Story highlights
- Obama heckler wanted Obama to provide his "legal analysis" for continuing deportations
- The President said at San Francisco event he has to "follow the law"
- Experts say exercising executive discretion too broadly is fraught with political and legal land mines
- Obama has deported more people than any other chief executive
A heckler standing just behind Barack Obama in San Francisco this week yelled to the President that he "has the power to stop deportation."
A clearly irritated Obama interrupted his speech and shot back that he doesn't have that authority, saying the United States is "a nation of laws."
So, who's right?
Federal immigration law provides for the deportation, or removal, of an individual under several circumstances -- including being in the country illegally, overstaying a legal visa, violation of criminal statutes or a number of other offenses — after a judicial process.
But the administration has latitude in how to enforce those laws, though legal experts say exercising that discretion too broadly is fraught with political and legal land mines.
Ju Hong, the 24-year old heckler, is a University of California, Berkeley graduate and a member of Asian Students Promoting Immigrant Rights Through Education, ASPIRE.

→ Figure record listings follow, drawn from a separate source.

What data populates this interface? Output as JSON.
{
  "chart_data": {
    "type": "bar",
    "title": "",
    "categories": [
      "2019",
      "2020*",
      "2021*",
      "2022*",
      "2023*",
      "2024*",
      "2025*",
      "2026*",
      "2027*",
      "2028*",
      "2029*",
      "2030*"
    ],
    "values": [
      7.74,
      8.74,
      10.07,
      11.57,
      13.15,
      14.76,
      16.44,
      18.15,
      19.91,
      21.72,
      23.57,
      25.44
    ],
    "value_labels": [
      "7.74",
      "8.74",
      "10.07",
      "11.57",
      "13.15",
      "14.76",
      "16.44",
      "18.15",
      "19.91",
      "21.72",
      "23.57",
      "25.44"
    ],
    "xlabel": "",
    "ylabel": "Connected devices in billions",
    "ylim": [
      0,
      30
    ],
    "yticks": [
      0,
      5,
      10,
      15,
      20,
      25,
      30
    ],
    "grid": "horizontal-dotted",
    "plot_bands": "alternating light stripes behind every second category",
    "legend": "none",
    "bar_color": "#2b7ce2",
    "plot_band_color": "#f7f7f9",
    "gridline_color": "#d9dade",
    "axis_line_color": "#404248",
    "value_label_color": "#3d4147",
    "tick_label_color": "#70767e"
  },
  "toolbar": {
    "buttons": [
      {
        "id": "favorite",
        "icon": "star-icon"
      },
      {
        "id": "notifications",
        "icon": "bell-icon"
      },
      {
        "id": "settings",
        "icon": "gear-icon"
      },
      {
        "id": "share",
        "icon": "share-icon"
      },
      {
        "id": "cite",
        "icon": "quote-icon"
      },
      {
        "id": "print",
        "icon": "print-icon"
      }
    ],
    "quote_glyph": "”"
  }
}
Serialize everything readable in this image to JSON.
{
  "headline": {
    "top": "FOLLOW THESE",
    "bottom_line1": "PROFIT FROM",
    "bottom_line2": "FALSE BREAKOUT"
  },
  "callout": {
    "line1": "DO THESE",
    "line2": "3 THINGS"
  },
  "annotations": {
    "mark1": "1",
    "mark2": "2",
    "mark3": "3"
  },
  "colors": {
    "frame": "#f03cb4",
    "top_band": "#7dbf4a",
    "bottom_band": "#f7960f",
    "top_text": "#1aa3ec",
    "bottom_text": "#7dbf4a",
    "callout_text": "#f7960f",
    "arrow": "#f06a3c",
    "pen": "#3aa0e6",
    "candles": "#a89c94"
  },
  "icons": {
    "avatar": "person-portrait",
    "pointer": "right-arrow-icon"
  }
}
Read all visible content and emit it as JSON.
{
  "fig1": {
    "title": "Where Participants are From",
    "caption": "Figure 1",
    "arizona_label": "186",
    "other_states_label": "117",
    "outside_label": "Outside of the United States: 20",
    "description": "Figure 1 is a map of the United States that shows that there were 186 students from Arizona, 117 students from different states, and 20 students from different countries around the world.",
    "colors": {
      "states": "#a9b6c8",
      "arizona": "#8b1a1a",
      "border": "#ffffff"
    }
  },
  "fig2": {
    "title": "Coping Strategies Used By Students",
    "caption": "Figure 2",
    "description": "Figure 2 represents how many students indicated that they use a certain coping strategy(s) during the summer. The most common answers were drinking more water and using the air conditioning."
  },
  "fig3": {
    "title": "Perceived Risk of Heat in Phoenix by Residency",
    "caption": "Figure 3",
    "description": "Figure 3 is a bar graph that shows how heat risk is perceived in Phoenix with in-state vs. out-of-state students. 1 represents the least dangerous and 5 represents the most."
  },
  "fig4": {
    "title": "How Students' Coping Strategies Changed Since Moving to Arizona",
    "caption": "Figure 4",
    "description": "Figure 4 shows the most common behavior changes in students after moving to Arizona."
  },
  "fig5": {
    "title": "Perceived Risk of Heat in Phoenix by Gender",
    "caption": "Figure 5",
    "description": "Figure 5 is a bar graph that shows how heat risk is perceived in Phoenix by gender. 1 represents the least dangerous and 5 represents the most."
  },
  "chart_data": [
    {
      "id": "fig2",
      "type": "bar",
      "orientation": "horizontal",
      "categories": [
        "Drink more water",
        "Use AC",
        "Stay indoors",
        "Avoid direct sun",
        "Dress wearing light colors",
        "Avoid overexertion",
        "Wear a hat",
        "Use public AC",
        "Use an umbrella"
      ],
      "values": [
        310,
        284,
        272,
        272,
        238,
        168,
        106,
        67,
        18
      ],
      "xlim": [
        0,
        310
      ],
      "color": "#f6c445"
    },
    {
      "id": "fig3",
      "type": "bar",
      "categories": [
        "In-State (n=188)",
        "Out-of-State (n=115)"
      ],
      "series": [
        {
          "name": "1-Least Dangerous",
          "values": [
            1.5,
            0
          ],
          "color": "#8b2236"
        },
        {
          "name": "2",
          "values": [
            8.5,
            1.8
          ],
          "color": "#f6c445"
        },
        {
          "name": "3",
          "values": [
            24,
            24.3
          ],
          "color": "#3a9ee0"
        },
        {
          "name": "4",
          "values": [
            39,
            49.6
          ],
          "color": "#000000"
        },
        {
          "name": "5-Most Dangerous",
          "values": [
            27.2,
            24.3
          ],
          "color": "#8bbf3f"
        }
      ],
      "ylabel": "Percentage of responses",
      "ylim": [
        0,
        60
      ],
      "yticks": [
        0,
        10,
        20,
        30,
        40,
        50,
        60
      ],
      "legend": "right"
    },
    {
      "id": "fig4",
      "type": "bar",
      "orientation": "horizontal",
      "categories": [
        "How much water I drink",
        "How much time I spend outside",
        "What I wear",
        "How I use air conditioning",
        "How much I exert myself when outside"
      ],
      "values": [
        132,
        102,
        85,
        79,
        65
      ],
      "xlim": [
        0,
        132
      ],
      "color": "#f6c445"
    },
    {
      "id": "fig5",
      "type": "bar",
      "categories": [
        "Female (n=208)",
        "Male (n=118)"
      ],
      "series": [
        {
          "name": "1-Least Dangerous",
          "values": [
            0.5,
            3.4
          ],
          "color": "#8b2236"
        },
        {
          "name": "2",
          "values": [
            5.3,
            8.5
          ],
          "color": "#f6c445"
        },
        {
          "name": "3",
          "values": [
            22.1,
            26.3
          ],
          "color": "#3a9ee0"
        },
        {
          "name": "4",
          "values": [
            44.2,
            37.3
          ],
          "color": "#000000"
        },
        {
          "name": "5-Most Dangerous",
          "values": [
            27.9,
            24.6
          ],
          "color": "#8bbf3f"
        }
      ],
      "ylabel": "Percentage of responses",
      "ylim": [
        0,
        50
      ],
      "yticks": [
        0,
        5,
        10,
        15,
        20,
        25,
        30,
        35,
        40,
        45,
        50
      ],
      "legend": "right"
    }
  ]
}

After the event on Monday at a community center, the group insisted the President can use his executive authority to halt deportations.
Hong and his group want Obama to stop all deportations, which they say creates a culture of fear among undocumented immigrants and breaks up families.
Obama spokesman Josh Earnest pushed back, saying the President does not have that authority. "As I think the President said rather definitively, there is also not an executive action that would address all of the concerns that that young man had raised," said Earnest Tuesday from Los Angeles.
But that doesn't convince May Liang, an organizer for ASPIRE. She told CNN Tuesday that she still thinks Obama "blatantly lied" when he said he didn't have the power to stop deportations. In a statement Monday, the group asked him for his "legal analysis" of why he can't stop deportations.
Obama, however, stood firm.
"The easy way out is to try to yell and pretend like I can do something by violating our laws," Obama told Hong Monday.
"And what I'm proposing is the harder path, which is to use our democratic processes to achieve the same goal that you want to achieve. But it won't be as easy as just shouting. It requires us lobbying and getting it done," he said.
Obama told Univision In January that he's "required to follow the law," which makes it a misdemeanor to be in the country illegally. Those found guilty can be deported.
But the President has exercised discretion on deportations in the past.
In 2012, he announced that the Department of Homeland Security's Immigration and Customs Enforcement was not going to deport Dreamers, children of undocumented immigrants.
And in August, he announced that parents would not deport parents caring for children.
But still, he has been aggressive on that front. Obama has deported more people than any other president. For instance, 410,000 people were deported in 2012 compared to 116,000 in 2001.
Obama has shifted the type of immigrants targeted for deportation. While the administration of President George W. Bush targeted working immigrants by raiding workplaces, Obama is focusing on convicted criminals and "egregious" immigration violators, including recent border crossers and illegal re-entrants.
Immigration and Customs Enforcement said 55% of people deported last year were convicted criminals.
Richard A. Boswell, immigration law professor at the University of California's Hastings College of the Law, said the President is "partially correct."
It's called prosecutorial discretion. The executive branch has the "inherent power to choose which cases to act on," Boswell said.
Think of the police. They can theoretically give someone driving four miles over the speed limit a ticket, but the police officer also has the ability to use discretion to give a warning instead.
That's the validation Obama used in his decision to halt deportations of youth and parents.
But Philip Schrag, professor of public interest law at Georgetown Law School, said the President's position is that putting an end to all deportations would "abuse" his discretion.
Immigration law attorney Austin Gragomen said he thinks Obama "has an obligation to enforce the law" even if he chooses how and to what extent to enforce it.
Boswell disagreed. He said the President can use his discretion to hold deportations.
The President is "making a tactical political move to force Congress to act. He could just as easily told Congress that he would withhold deportations on broad categories of cases pending their action," Boswell wrote in an e-mail.
The Senate passed comprehensive immigration reform earlier this year, which includes a path to citizenship for the 11 million undocumented immigrants already in the United States.
The legislation has been stalled in the House and is unlikely to be taken up before the end of the year.
The issue of deportations hasn't just upset immigration advocates. The top Republican on the House Judiciary Committee, Rep. Bob Goodlatte, R-Virginia, announced he would hold a hearing on the issue to investigate the President's decision to not deport some people.
The hearing is titled, "The President's Constitutional Duty to Faithfully Execute the Laws."